My favourite thing about the holidays apart from celebrating the birth of Jesus our risen lord is Grasshopper mum’s Christmas pudding. Although the number of people at lunch varies each year the size of the pudding remains constant meaning that the portion available for me is inversely proportional to the number at lunch. This year the portion left over was so meagre that I took the precaution of hiding behind a barricade of Flora cartons at the back of the fridge.

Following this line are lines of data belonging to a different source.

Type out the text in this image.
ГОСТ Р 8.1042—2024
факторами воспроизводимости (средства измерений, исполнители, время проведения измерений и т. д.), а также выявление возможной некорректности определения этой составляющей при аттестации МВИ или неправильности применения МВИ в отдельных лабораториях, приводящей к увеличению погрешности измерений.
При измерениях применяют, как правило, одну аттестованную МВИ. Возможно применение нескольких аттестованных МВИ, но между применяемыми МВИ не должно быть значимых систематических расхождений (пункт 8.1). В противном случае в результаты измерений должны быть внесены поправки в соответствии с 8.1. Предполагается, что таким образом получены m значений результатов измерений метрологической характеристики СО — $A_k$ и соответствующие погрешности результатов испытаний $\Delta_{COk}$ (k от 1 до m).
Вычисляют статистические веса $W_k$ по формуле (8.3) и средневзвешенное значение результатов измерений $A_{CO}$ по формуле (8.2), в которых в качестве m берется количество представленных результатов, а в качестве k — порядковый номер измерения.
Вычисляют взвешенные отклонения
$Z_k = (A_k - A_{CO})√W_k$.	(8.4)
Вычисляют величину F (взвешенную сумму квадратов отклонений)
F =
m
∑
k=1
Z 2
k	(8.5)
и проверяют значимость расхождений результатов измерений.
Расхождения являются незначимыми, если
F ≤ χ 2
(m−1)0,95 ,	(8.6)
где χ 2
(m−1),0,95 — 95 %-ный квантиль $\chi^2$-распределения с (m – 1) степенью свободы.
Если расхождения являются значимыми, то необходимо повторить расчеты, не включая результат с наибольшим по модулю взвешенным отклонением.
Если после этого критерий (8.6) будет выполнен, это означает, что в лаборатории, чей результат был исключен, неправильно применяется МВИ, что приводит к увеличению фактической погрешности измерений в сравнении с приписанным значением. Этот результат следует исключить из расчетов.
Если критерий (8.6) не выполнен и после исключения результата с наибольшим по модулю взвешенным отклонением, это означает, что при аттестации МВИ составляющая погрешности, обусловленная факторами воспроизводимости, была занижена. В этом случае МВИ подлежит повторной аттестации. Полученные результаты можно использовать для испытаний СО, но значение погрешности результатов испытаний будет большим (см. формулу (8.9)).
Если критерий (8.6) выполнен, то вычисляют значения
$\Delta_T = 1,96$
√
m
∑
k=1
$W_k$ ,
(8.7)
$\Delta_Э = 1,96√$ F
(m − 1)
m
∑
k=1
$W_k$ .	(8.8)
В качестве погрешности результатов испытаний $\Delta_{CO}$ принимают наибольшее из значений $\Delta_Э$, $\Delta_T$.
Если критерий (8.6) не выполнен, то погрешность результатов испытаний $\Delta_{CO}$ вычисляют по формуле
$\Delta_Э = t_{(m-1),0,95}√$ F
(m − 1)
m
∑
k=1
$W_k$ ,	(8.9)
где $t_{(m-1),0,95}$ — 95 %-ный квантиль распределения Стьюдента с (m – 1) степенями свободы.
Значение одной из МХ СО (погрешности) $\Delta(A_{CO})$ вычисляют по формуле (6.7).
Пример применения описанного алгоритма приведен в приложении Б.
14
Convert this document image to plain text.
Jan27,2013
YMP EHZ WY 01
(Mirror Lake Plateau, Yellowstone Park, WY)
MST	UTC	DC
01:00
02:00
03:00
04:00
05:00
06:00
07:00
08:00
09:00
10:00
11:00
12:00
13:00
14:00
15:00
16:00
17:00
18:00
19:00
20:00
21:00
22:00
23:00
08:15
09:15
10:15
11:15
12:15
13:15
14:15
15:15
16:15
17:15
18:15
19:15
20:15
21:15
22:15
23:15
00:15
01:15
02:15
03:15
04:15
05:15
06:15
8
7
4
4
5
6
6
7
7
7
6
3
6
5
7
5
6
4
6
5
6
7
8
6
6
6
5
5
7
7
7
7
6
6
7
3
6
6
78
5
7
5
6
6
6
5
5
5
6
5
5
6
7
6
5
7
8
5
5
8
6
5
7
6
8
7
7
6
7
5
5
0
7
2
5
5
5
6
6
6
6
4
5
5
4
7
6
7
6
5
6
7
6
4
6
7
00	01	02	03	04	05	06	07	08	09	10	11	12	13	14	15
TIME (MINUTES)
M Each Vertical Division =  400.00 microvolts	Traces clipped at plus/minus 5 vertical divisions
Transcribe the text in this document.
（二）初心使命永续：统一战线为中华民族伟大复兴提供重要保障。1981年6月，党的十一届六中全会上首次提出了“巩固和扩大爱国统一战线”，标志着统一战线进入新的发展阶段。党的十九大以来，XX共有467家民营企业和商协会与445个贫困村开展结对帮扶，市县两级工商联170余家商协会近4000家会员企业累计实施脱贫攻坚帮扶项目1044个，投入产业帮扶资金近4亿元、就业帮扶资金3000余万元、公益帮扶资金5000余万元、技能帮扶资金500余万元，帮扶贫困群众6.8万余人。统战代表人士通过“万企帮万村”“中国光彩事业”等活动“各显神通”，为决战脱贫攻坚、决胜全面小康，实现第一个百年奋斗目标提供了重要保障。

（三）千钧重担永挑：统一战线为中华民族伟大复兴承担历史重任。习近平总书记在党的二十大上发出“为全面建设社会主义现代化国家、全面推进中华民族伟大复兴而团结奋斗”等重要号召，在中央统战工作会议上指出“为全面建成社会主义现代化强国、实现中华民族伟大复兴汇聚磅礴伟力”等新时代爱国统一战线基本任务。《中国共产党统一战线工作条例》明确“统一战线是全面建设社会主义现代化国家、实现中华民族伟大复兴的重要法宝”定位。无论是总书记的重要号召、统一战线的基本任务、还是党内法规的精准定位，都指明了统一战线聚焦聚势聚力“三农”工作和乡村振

Mum takes nearly a whole day to make the holy pudding. It has about one hundred ingredients and she wraps it in layers of paper and string that are folded like a concertina before it is steamed for a day then she takes all the wrapping off and puts on a fresh layer and steams it again. It is the highlight of the year and the Flora defence is necessary because one year a houseguest failed to understand that the pudding is only slightly less important than the Shroud of Turin and ate all the leftovers without sharing.
Prior to the sacred pudding comes a turkey that Fiona Simpson’s dad gets. Fiona Simpson’s tortoise is 90 and has survived an actual kidnapping. The turkey is a special one that has been fed a macrobiotic diet and sent to boarding school. It has had the best life possible for a turkey. This year after watching Jamie Oliver, dad got a bit experimental and stuck a Satsuma up it but you couldn’t taste it.
Getting back into work mode is proving to be a bit tricky this year; I keep losing concentration and wandering off to buy sweets. Next to the sweet shop there is a carwash run by 8 Polish men. The other day when I was passing I thought ‘crikey there’s Patrick Swayzee’ but it was one of the men from the Polish carwash. Today I walked past and he was sitting outside with Polish Dennis Hopper. I think that the Polish carwash is just a front for a celebrity retirement village.